Le nom associe un terme anglais, "in", parce que c'est plus moderne, et le nom d'un département "à valoriser". Le valoriser, dans le cas présent, ce n'est pas lutter contre la pauvreté et l'enclavement social qu'on y rencontre parfois ; c'est y attirer des investisseurs, des entreprises, montrer le côté souriant et dynamique des quartiers, l'intégrer à l'économiquement prometteuse Métropole du Grand Paris... D'ailleurs il est dit que "toute utilisation de la marque qui serait d'ordre politique" est interdit, contrairement à l'usage commercial. On peut même penser que la labellisation des projets accompagnera la gentrification (1), la hausse immobilière, l'installation d'une classe de cadres sup et de familles aisées, et le départ des familles modestes vers d'autres contrées. Comme un peu partout en Île-de-France.

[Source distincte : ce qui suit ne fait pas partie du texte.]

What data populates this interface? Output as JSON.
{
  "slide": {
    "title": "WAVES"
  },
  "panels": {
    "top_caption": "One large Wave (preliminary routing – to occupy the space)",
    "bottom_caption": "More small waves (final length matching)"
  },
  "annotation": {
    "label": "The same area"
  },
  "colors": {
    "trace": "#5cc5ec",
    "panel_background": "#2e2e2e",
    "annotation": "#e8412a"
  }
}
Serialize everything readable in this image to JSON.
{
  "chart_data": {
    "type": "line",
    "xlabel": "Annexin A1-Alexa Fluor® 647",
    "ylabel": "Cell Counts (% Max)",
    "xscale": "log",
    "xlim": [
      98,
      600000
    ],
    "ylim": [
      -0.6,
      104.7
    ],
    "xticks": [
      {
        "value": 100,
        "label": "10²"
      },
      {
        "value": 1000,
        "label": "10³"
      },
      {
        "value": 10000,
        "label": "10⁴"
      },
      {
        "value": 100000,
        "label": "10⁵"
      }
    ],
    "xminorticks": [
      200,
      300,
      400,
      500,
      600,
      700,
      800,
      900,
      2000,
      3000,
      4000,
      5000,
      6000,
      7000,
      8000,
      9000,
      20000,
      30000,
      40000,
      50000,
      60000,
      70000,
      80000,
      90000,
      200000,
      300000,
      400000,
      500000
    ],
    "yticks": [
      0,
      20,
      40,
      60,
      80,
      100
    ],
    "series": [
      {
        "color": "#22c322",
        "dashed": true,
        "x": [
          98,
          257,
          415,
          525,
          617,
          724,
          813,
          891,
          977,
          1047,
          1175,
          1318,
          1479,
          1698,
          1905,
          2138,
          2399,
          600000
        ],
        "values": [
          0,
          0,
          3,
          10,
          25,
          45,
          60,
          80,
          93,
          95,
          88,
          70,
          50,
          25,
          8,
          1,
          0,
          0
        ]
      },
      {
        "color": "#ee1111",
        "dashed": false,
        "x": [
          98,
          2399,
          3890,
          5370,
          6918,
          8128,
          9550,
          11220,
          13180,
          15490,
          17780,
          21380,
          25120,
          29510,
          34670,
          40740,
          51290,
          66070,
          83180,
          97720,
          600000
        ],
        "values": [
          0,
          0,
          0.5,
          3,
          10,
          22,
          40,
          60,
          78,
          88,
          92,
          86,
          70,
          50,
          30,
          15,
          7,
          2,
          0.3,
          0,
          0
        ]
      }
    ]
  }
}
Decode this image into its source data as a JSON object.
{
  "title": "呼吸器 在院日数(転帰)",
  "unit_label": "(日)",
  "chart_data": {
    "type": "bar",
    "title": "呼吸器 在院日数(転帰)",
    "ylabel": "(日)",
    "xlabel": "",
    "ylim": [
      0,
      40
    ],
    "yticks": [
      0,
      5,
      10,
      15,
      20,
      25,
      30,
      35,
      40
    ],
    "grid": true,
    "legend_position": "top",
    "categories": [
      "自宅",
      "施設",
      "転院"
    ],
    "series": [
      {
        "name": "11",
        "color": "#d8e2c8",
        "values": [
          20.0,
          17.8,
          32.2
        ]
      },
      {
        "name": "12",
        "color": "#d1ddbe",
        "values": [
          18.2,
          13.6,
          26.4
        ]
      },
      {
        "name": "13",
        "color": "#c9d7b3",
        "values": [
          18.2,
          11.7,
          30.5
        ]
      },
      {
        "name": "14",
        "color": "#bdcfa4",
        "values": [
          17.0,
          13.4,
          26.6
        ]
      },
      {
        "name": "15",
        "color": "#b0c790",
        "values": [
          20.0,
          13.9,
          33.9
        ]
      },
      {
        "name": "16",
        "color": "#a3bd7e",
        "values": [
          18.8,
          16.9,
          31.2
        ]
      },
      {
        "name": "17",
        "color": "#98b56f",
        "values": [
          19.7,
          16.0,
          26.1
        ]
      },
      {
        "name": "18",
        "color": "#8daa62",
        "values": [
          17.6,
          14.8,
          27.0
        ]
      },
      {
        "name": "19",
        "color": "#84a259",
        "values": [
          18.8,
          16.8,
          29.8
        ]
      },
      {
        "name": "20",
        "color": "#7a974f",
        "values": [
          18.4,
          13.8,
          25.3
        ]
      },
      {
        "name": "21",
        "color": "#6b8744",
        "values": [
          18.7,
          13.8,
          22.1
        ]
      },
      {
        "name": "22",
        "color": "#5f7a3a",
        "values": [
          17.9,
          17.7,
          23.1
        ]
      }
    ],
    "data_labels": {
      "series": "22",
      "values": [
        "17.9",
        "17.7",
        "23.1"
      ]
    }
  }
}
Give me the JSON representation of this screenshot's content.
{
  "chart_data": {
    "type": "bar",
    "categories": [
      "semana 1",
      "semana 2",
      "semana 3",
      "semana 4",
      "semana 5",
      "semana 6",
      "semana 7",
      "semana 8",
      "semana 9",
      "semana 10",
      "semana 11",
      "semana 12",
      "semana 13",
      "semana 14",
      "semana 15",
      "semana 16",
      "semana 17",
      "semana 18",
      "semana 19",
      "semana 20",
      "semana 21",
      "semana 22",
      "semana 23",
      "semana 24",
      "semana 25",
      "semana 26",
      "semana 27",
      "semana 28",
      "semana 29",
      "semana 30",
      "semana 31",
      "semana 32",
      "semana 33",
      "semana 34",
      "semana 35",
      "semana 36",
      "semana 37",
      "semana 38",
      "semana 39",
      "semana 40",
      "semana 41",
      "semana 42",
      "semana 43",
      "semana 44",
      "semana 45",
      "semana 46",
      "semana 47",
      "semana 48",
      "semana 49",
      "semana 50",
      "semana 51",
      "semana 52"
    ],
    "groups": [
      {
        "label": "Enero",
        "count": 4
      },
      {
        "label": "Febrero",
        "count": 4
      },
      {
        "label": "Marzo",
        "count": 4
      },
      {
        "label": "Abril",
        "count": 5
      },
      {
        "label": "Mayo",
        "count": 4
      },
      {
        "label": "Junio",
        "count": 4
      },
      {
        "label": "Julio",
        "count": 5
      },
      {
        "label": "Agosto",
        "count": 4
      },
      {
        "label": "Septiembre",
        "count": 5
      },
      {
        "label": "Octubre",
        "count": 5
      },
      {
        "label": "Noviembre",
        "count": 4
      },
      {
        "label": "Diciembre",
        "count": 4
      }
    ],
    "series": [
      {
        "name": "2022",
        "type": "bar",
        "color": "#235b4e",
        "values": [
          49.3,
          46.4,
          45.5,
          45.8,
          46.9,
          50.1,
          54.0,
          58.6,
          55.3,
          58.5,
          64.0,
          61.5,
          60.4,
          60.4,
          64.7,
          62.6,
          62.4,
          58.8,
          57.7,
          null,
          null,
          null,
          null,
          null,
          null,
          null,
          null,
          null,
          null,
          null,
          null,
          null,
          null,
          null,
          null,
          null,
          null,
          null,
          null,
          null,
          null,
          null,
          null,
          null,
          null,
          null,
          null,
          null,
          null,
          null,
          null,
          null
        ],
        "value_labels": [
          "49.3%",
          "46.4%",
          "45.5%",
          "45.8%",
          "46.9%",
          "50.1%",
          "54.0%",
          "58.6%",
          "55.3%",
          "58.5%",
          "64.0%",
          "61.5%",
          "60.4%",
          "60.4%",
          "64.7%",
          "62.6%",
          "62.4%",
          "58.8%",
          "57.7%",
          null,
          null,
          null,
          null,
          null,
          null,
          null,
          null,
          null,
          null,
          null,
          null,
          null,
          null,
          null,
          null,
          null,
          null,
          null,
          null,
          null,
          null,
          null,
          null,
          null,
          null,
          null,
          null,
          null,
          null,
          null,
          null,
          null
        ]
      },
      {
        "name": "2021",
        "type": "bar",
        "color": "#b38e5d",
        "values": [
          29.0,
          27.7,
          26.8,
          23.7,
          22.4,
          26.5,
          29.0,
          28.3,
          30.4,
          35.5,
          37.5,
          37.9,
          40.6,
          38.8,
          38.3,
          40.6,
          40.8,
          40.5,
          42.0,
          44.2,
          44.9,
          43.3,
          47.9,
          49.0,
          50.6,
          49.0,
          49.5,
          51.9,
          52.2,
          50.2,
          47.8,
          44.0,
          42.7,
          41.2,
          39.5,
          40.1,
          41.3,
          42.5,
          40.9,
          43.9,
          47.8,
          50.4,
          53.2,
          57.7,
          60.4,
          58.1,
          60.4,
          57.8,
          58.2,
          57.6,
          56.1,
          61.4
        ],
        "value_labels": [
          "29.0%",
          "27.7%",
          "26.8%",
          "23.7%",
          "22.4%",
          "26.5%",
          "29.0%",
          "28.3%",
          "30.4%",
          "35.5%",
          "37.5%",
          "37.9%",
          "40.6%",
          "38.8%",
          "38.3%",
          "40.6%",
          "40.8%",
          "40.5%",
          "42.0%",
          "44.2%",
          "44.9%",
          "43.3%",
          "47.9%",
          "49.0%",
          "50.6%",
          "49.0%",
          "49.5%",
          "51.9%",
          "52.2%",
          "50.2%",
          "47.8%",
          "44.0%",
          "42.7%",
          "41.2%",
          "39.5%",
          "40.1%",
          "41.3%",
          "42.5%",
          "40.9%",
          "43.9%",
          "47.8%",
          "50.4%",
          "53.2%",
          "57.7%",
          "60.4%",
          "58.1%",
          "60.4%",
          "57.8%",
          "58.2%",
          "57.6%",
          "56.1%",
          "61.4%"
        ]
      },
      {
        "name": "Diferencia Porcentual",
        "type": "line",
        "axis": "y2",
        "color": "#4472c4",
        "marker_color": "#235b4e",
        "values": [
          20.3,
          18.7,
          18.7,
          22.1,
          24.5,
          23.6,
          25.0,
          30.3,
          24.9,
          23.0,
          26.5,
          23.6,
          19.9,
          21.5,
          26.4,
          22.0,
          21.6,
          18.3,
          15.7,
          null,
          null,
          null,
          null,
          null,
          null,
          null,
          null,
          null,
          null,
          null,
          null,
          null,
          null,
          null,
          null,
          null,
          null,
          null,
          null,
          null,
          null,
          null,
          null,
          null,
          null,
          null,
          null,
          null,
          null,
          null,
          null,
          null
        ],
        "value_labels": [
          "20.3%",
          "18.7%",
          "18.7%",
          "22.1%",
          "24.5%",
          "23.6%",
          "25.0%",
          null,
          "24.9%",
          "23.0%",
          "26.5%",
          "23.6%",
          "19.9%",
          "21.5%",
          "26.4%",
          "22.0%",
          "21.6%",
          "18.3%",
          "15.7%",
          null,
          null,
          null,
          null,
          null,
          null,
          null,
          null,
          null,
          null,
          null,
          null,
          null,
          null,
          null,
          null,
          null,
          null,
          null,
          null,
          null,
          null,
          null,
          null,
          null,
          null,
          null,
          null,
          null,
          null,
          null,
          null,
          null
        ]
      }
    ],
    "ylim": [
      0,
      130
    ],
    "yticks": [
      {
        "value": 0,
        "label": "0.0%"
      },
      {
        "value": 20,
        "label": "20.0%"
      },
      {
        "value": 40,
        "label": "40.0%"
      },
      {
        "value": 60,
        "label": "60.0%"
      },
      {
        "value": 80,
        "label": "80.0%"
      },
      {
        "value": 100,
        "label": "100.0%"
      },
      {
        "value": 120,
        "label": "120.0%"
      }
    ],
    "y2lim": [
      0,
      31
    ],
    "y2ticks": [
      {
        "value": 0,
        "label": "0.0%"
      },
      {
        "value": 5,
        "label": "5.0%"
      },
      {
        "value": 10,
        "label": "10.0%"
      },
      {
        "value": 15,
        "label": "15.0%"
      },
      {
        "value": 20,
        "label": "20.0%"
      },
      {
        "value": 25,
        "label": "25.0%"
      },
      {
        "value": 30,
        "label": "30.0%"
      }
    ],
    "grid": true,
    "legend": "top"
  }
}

Le label In Seine-Saint-Denis (dont la marque a été déposée en juin 2016) a pour objectif de promouvoir les acteurs économiques du département. C'est Paul Jarquin, chef d'une entreprise qui fabrique des maisons de bois, qui a initié ce label, attirant l'attention du président du Conseil départemental S. Troussel afin de réunir des ambassadeurs chargés de promouvoir la "marque" : des élus, des chefs de boîtes, des cadres, des acteurs du spectacle... et même le Red Star, le fameux club de foot qui risque d'y perdre son identité frondeuse.
La marque paraît attrayante, avec sa charte graphique sympa, surtout pour les "ambassadeurs" qui joueront le jeu avec l'espoir de valoriser leurs visions et leurs créations. Mais ce n'est évidemment pas avec ce dispositif qu'on peut guérir ce qu'on appelle fracture sociale. Une action politique comme In Seine-Saint-Denis pourrait plutôt servir à mieux contrôler un territoire et à le rendre attrayant, à catégoriser les modes de vie, à séparer le bon grain (les entrepreneurs) de l'ivraie (les chômeurs) avec de meilleurs critères. L'idée que la richesse produite puisse ensuite profiter au plus grand nombre est illusoire... de toutes façons elle n'a pas été formulée.
Le label en question ne concernera sans doute pas la grande majorité des Séquano-Dionysiens. Alors certes, ne soyons pas fatalistes, mais ça ne fait jamais de mal d'être vigilant plutôt que de succomber à des campagnes de promo.

Moralité : on peut être belle, rebelle et sans label.


(1) 'Gentrification' désigne, dans la littérature sociologique anglo-saxonne, « un phénomène à la fois physique, social et culturel en œuvre dans les quartiers populaires, dans lesquels une réhabilitation physique des immeubles dégradés accompagne le remplacement des ouvriers par des couches moyennes » [Jean-Pierre Lévy, dictionnaire de l’habitat et du logement, Paris, Armand Colin, 2002].